A proposed rule from the Centers for Medicare and Medicaid Services could change provider compensation and accelerate the adoption of value-based contracts, Modern Healthcare reported.

Provider bonuses included as incurred claims in insurers’ medical loss ratios must be explicitly tied to quality or clinical improvement standards under the December proposal. CMS also recommended that only spending directly related to quality improvement count toward insurers’ quality improvement claims in their ratio.

The medical loss ratio policy means health plans must spend 80% of individual and small group premiums and 85% of larger group plans on patient care. If insurers fail to reach those minimums, they must refund the different to consumers. Health plans have been offering providers bonuses instead of returning excess profits to patients, CMS wrote in the proposed rule.

“This artificial inflation of MLR often eliminates most, or in some cases even all, of the rebate owed to enrollees, regardless of how low enrollees’ claims costs are relative to premiums those enrollees pay,” CMS wrote.

Although consumer advocates such as the National Health Law Program say the policy changes are appropriate and necessary, insurers and providers have reservations. AHIP and the American Hospital Association both urged CMS to clarify that bonuses related to formal value-based arrangements can qualify. The American Medical Association also worries the policy change could add to physician burdens to earn incentive money.

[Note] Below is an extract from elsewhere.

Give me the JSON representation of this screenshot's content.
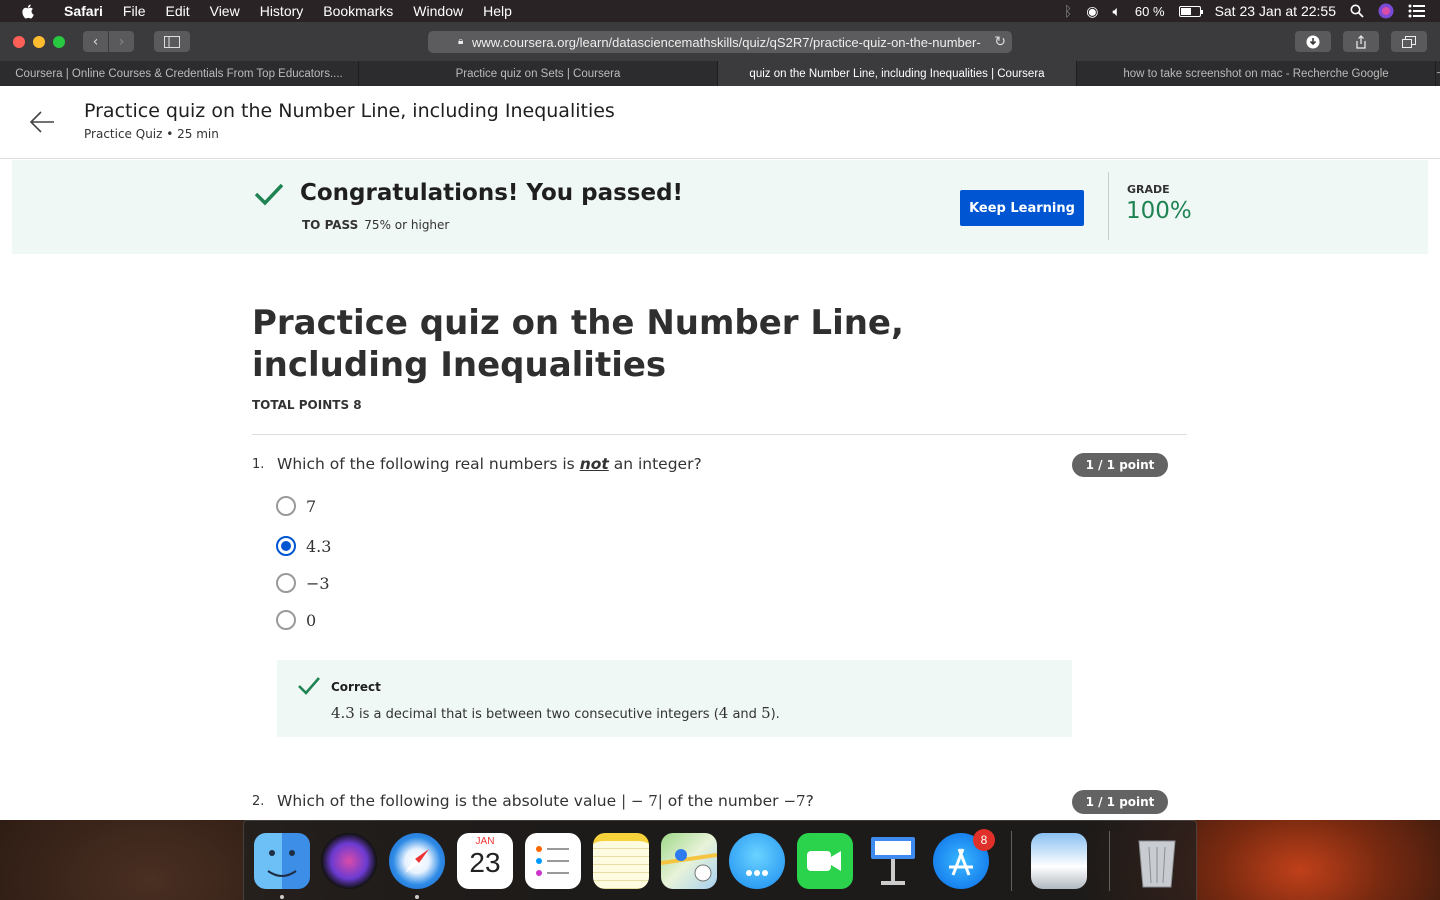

CMS estimates the proposed change would increase rebates or reduce premiums for consumers by about $12 million a year. The agency said it can’t say how often this maneuver has been used or how much consumers have lost out on rebates as a result, because examinations of MLR data haven’t been finalized yet.

Along with ensuring that provider bonuses are based on patient outcomes, CMS also wants to stop insurers from using expenses not directly related to quality improvement to inflate their MLRs. Some insurers count expenses such as overhead, marketing, lobbying, office space, executives’ salaries, company retreats and artwork as incurred claims, CMS wrote in the proposed rule. This proposal is unpopular with AHIP, which said in comments on the proposed rule that indirect expenses are necessary to help plans carry out quality initiatives.

If the rule is finalized, it could underscore the importance of collaboration between payers and providers, and accelerate adoption of value-based care among health systems, because they will have to share more information to insurers to satisfy their MLR requirements, said Jonathan Buck, a principal at Polsinelli who focuses on health law.